Infant Self Rescue teaches babies, toddlers, kids skills to save themselves

By Aaron Wische - Senior Executive Producer

HOUSTON - The evening of Aug. 14, 2007, Emily Foreman had just put her 13-month-old twins in the bathtub. She forgot she had pork chops cooking on the stove and left the twins in the tub just briefly.

"In a matter of minutes my daughter was under the water," said Foreman.

She tried to revive Mallory, but it was too late. 

"I left the room and I thought I could go to the kitchen in a small one-story house, and it would be OK and I was wrong," said Foreman. "So you know, I deal with that daily."

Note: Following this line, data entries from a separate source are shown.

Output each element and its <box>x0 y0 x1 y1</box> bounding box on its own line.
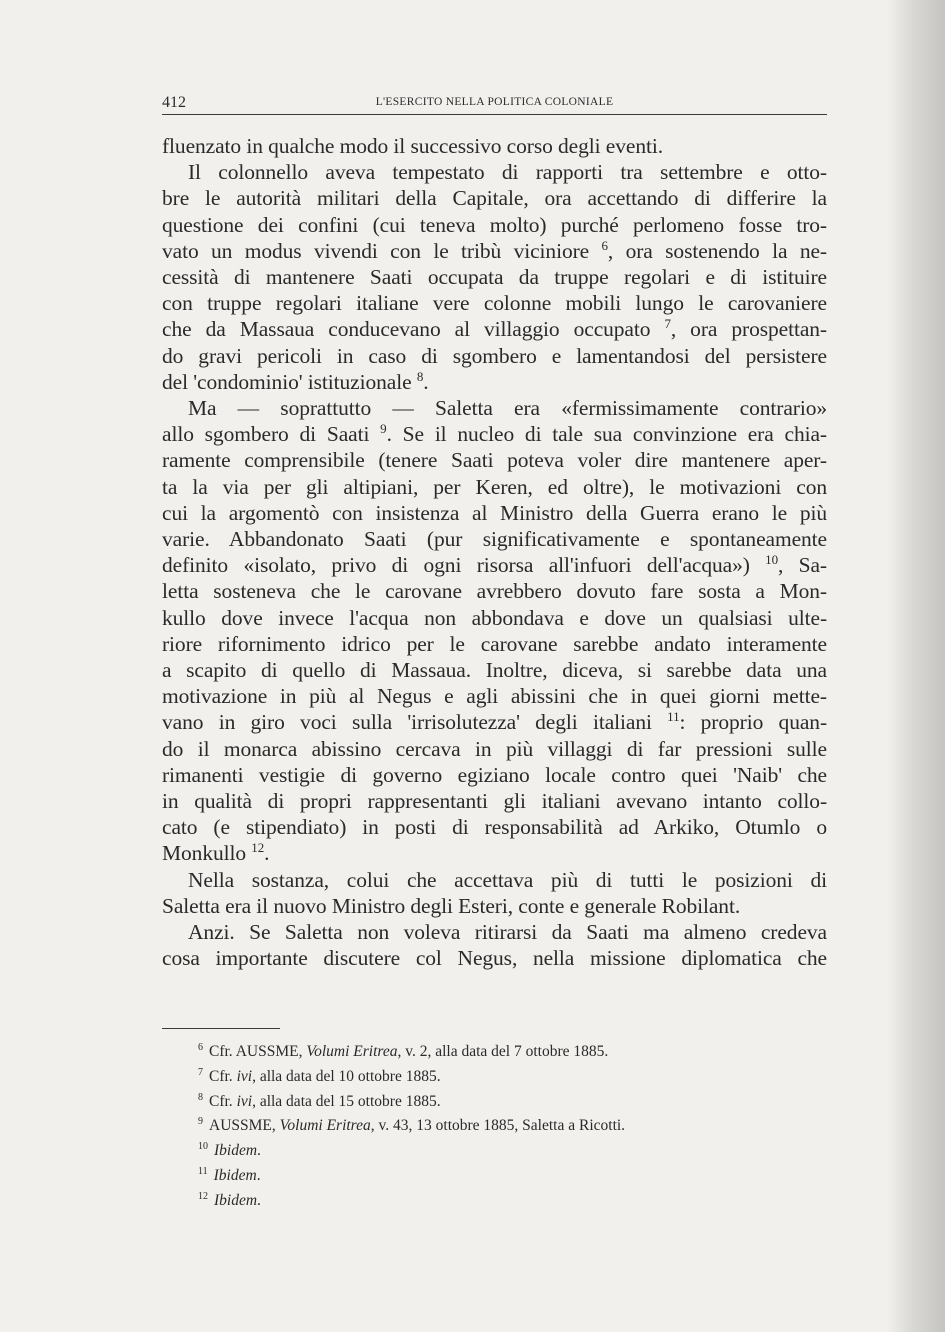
text-line: vano in giro voci sulla 'irrisolutezza' degli italiani $^{11}$: proprio quan- <box>162 709 827 735</box>
footnote: $^{10}$ Ibidem. <box>198 1141 261 1160</box>
footnote: $^{11}$ Ibidem. <box>198 1165 261 1184</box>
text-line: allo sgombero di Saati $^9$. Se il nucleo di tale sua convinzione era chia- <box>162 421 827 447</box>
footnote-ref[interactable]: 7 <box>664 316 671 332</box>
footnote: $^6$ Cfr. AUSSME, Volumi Eritrea, v. 2, alla data del 7 ottobre 1885. <box>198 1042 609 1060</box>
text-line: varie. Abbandonato Saati (pur significativamente e spontaneamente <box>162 527 827 552</box>
footnote-ref[interactable]: 6 <box>601 237 608 253</box>
footnote-ref[interactable]: 8 <box>416 368 424 384</box>
text-line: riore rifornimento idrico per le carovane sarebbe andato interamente <box>162 631 827 656</box>
text-line: fluenzato in qualche modo il successivo corso degli eventi. <box>162 134 663 158</box>
page-gutter-shadow <box>887 0 945 1332</box>
text-line: Saletta era il nuovo Ministro degli Esteri, conte e generale Robilant. <box>162 893 741 918</box>
text-line: cessità di mantenere Saati occupata da truppe regolari e di istituire <box>162 265 827 290</box>
text-line: vato un modus vivendi con le tribù viciniore $^6$, ora sostenendo la ne- <box>162 237 827 263</box>
text-line: Monkullo $^{12}$. <box>162 840 270 866</box>
text-line: do gravi pericoli in caso di sgombero e lamentandosi del persistere <box>162 343 827 368</box>
text-line: kullo dove invece l'acqua non abbondava e dove un qualsiasi ulte- <box>162 605 827 630</box>
text-line: motivazione in più al Negus e agli abissini che in quei giorni mette- <box>162 684 827 709</box>
footnotes <box>198 1040 818 1214</box>
footnote-ref[interactable]: 9 <box>380 421 387 437</box>
text-line: Ma — soprattutto — Saletta era «fermissimamente contrario» <box>188 396 827 421</box>
text-line: cui la argomentò con insistenza al Ministro della Guerra erano le più <box>162 500 827 525</box>
text-line: a scapito di quello di Massaua. Inoltre, diceva, si sarebbe data una <box>162 658 827 683</box>
footnote: $^{12}$ Ibidem. <box>198 1190 261 1209</box>
running-head <box>162 88 827 115</box>
footnote-ref[interactable]: 10 <box>765 552 778 568</box>
text-line: definito «isolato, privo di ogni risorsa all'infuori dell'acqua») $^{10}$, Sa- <box>162 552 827 578</box>
running-title: L'ESERCITO NELLA POLITICA COLONIALE <box>375 96 614 108</box>
footnote: $^7$ Cfr. ivi, alla data del 10 ottobre 1885. <box>198 1066 441 1085</box>
text-line: rimanenti vestigie di governo egiziano locale contro quei 'Naib' che <box>162 762 827 787</box>
text-line: che da Massaua conducevano al villaggio occupato $^7$, ora prospettan- <box>162 316 827 342</box>
footnote-ref[interactable]: 11 <box>667 709 680 725</box>
text-line: ramente comprensibile (tenere Saati poteva voler dire mantenere aper- <box>162 448 827 473</box>
text-line: Anzi. Se Saletta non voleva ritirarsi da Saati ma almeno credeva <box>188 920 827 945</box>
body-text <box>162 133 827 972</box>
text-line: letta sosteneva che le carovane avrebbero dovuto fare sosta a Mon- <box>162 579 827 604</box>
text-line: del 'condominio' istituzionale $^8$. <box>162 368 429 394</box>
text-line: ta la via per gli altipiani, per Keren, ed oltre), le motivazioni con <box>162 474 827 499</box>
text-line: Il colonnello aveva tempestato di rapporti tra settembre e otto- <box>188 160 827 185</box>
footnote: $^9$ AUSSME, Volumi Eritrea, v. 43, 13 ottobre 1885, Saletta a Ricotti. <box>198 1116 626 1135</box>
text-line: cato (e stipendiato) in posti di responsabilità ad Arkiko, Otumlo o <box>162 815 827 840</box>
text-line: questione dei confini (cui teneva molto) purché perlomeno fosse tro- <box>162 212 827 237</box>
text-line: bre le autorità militari della Capitale, ora accettando di differire la <box>162 186 827 211</box>
text-line: Nella sostanza, colui che accettava più di tutti le posizioni di <box>188 867 827 892</box>
page-number: 412 <box>162 94 186 111</box>
text-line: con truppe regolari italiane vere colonne mobili lungo le carovaniere <box>162 291 827 316</box>
footnote: $^8$ Cfr. ivi, alla data del 15 ottobre 1885. <box>198 1091 441 1110</box>
footnote-separator <box>162 1028 280 1029</box>
book-page <box>162 88 827 1209</box>
text-line: cosa importante discutere col Negus, nella missione diplomatica che <box>162 946 827 971</box>
text-line: do il monarca abissino cercava in più villaggi di far pressioni sulle <box>162 736 827 761</box>
footnote-ref[interactable]: 12 <box>251 840 265 856</box>
text-line: in qualità di propri rappresentanti gli italiani avevano intanto collo- <box>162 789 827 814</box>
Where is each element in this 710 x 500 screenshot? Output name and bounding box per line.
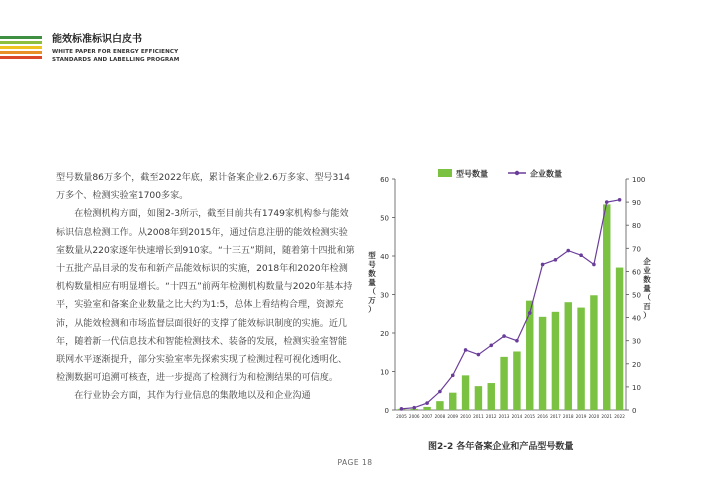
document-header	[52, 30, 179, 64]
stripe-1	[0, 36, 42, 39]
line-point	[464, 348, 468, 352]
y-axis-title-right: 企业数量（百）	[643, 257, 651, 320]
stripe-3	[0, 46, 42, 49]
bar	[565, 302, 572, 410]
header-title-cn: 能效标准标识白皮书	[52, 34, 142, 45]
right-tick-label: 0	[632, 407, 637, 415]
header-color-stripes	[0, 36, 42, 61]
line-point	[528, 311, 532, 315]
x-tick-label: 2019	[575, 414, 587, 419]
left-tick-label: 10	[380, 368, 389, 377]
bar	[577, 308, 584, 410]
paragraph-2: 在检测机构方面，如图2-3所示，截至目前共有1749家机构参与能效标识信息检测工作。从2008年到2015年，通过信息注册的能效检测实验室数量从220家逐年快速增长到910家。“十三五”期间，随着第十四批和第十五批产品目录的发布和新产品能效标识的实施，2018年和2020年检测机构数量相应有明显增长。“十四五”前两年检测机构数量与2020年基本持平，实验室和备案企业数量之比大约为1:5，总体上看结构合理，资源充沛，从能效检测和市场监督层面很好的支撑了能效标识制度的实施。近几年，随着新一代信息技术和智能检测技术、装备的发展，检测实验室智能联网水平逐渐提升，部分实验室率先探索实现了检测过程可视化透明化、检测数据可追溯可核查，进一步提高了检测行为和检测结果的可信度。	[56, 209, 355, 384]
figure-caption: 图2-2 各年备案企业和产品型号数量	[428, 442, 574, 452]
x-tick-label: 2021	[601, 414, 613, 419]
legend-swatch-bar	[438, 169, 452, 177]
line-point	[477, 353, 481, 357]
stripe-4	[0, 51, 42, 54]
line-series	[401, 200, 619, 409]
x-tick-label: 2006	[408, 414, 420, 419]
x-tick-label: 2014	[511, 414, 523, 419]
bar	[423, 407, 430, 410]
x-tick-label: 2016	[537, 414, 548, 419]
line-point	[400, 407, 404, 411]
bar	[603, 204, 610, 410]
bar	[539, 317, 546, 410]
right-tick-label: 70	[632, 245, 641, 254]
header-title-en-line1: WHITE PAPER FOR ENERGY EFFICIENCY	[52, 49, 179, 55]
left-tick-label: 30	[380, 291, 389, 300]
bar	[513, 351, 520, 410]
x-tick-label: 2007	[421, 414, 433, 419]
x-tick-label: 2015	[524, 414, 536, 419]
right-tick-label: 40	[632, 314, 641, 323]
bar	[526, 301, 533, 410]
stripe-2	[0, 41, 42, 44]
line-point	[592, 263, 596, 267]
line-point	[425, 401, 429, 405]
left-tick-label: 20	[380, 330, 389, 338]
combo-chart	[360, 166, 660, 428]
legend-label-line: 企业数量	[530, 169, 562, 179]
line-point	[489, 344, 493, 348]
line-point	[412, 406, 416, 410]
line-point	[579, 253, 583, 257]
bar	[488, 383, 495, 410]
x-tick-label: 2011	[473, 414, 484, 419]
right-tick-label: 10	[632, 383, 641, 392]
line-point	[502, 334, 506, 338]
x-tick-label: 2022	[614, 414, 625, 419]
page-number: PAGE 18	[337, 458, 373, 467]
x-tick-label: 2008	[434, 414, 446, 419]
right-tick-label: 60	[632, 268, 641, 277]
right-tick-label: 90	[632, 199, 641, 208]
bar	[462, 375, 469, 410]
right-tick-label: 30	[632, 337, 641, 346]
left-tick-label: 40	[380, 253, 389, 261]
x-tick-label: 2017	[550, 414, 561, 419]
left-tick-label: 60	[380, 176, 389, 184]
legend-label-bar: 型号数量	[456, 169, 488, 179]
chart-figure	[360, 166, 660, 428]
bar	[500, 357, 507, 410]
line-point	[438, 390, 442, 394]
line-point	[554, 258, 558, 262]
stripe-5	[0, 56, 42, 59]
x-tick-label: 2009	[447, 414, 459, 419]
left-tick-label: 0	[384, 407, 389, 415]
x-tick-label: 2005	[396, 414, 407, 419]
line-point	[618, 198, 622, 202]
header-title-en-line2: STANDARDS AND LABELLING PROGRAM	[52, 57, 180, 63]
bar	[590, 295, 597, 410]
y-axis-title-left: 型号数量（万）	[368, 251, 376, 314]
bar	[436, 401, 443, 410]
bar	[449, 393, 456, 410]
right-tick-label: 50	[632, 291, 641, 300]
line-point	[515, 339, 519, 343]
right-tick-label: 20	[632, 360, 641, 369]
bar	[552, 312, 559, 410]
x-tick-label: 2012	[485, 414, 497, 419]
x-tick-label: 2010	[460, 414, 471, 419]
x-tick-label: 2018	[562, 414, 574, 419]
line-point	[451, 374, 455, 378]
paragraph-1: 型号数量86万多个，截至2022年底，累计备案企业2.6万多家、型号314万多个、检测实验室1700多家。	[56, 173, 350, 202]
left-tick-label: 50	[380, 214, 389, 223]
paragraph-3: 在行业协会方面，其作为行业信息的集散地以及和企业沟通	[56, 391, 311, 402]
line-point	[566, 249, 570, 253]
line-point	[541, 263, 545, 267]
right-tick-label: 80	[632, 222, 641, 231]
body-text	[56, 169, 356, 406]
legend-swatch-line-point	[515, 171, 519, 175]
bar	[616, 268, 623, 410]
right-tick-label: 100	[632, 176, 646, 184]
bar	[475, 386, 482, 410]
line-point	[605, 200, 609, 204]
x-tick-label: 2020	[588, 414, 600, 419]
x-tick-label: 2013	[498, 414, 510, 419]
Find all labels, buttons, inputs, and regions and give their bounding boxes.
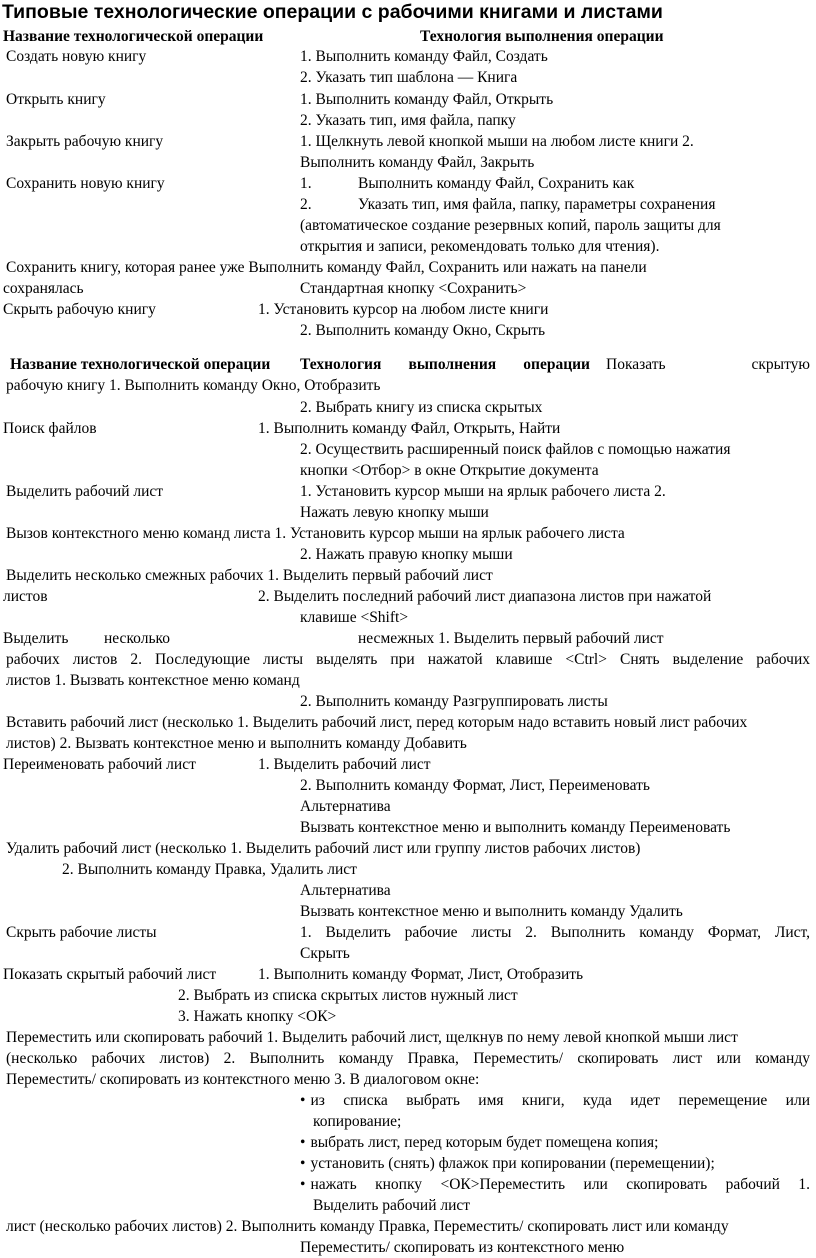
text-line: листов [3, 588, 48, 605]
text-line: 2. Осуществить расширенный поиск файлов с помощью нажатия [300, 441, 731, 458]
document-title: Типовые технологические операции с рабочими книгами и листами [2, 1, 663, 23]
text-line: несколько [104, 630, 171, 647]
text-line: листов 1. Вызвать контекстное меню команд [6, 672, 300, 689]
text-line: Выделить несколько смежных рабочих 1. Выделить первый рабочий лист [6, 567, 493, 584]
text-line: кнопки <Отбор> в окне Открытие документа [300, 462, 599, 479]
text-line: Стандартная кнопку <Сохранить> [300, 280, 527, 297]
text-line: 1. Выполнить команду Файл, Открыть, Найти [258, 420, 561, 437]
text-line: Поиск файлов [3, 420, 97, 437]
text-line: 1. Выделить рабочий лист [258, 756, 431, 773]
text-line: 2. Указать тип, имя файла, папку [300, 112, 516, 129]
text-line: несмежных 1. Выделить первый рабочий лист [358, 630, 664, 647]
text-line: Технология выполнения операции [300, 356, 590, 373]
text-line: • нажать кнопку <ОК>Переместить или скопировать рабочий 1. [300, 1174, 810, 1195]
text-line: копирование; [313, 1113, 402, 1130]
text-line: Выполнить команду Файл, Закрыть [300, 154, 535, 171]
text-line: 2. Выбрать книгу из списка скрытых [300, 399, 543, 416]
text-line: сохранялась [3, 280, 84, 297]
text-line: Скрыть рабочие листы [6, 924, 157, 941]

But several years later Foreman said she was fortunate enough to have another baby girl.

"God blessed us and gave us another chance," said Foreman.

Through a friend, Foreman heard about a survival swim program. She didn't hesitate and signed up her daughter. Brynlee was just 17 months old at the time.

"I'll say it was tough to take her, and watch her go underwater and learn the skills necessary for Infant Self Rescue, especially with my situation of the drowning," said Foreman.

ISR is a four- to six-week program that lasts 10 minutes a day, five days a week. It starts with a baby getting used to the water and ends with the children -- fully clothed -- learning how to roll face up, float on their backs and swim to the edge.

"I loved it. I loved what the program did for my daughter Brynlee," said Foreman. "Her confidence in the water, she had what I called a healthy respect for the water."

Now Foreman's life has come full circle. She's teaching other children self-rescue.

"I think it's the best thing you can give your child, which is just a chance," Foreman said.

She teaches children that range from babies all the way up to 6 year olds.

"We started with Miss Emily when (Ashton) was about two and a half. He's always been fearless of water," said Jennifer Swavy of her son.

Swavy's son actually had to put to use what Foreman taught him. Ashton accidentally fell into his grandparent's pool.

"But he did exactly what he was supposed to do. He flipped himself over, floated up to the top, and managed to get himself to the edge and pull himself out," said Swavy. "I get chills just thinking about it."

Ashton was just fine.

"I have a story that can go and teach other parents. It happens, it happens to good people," said Foreman. "So if you can give them a chance of life saving, it's the best gift ever."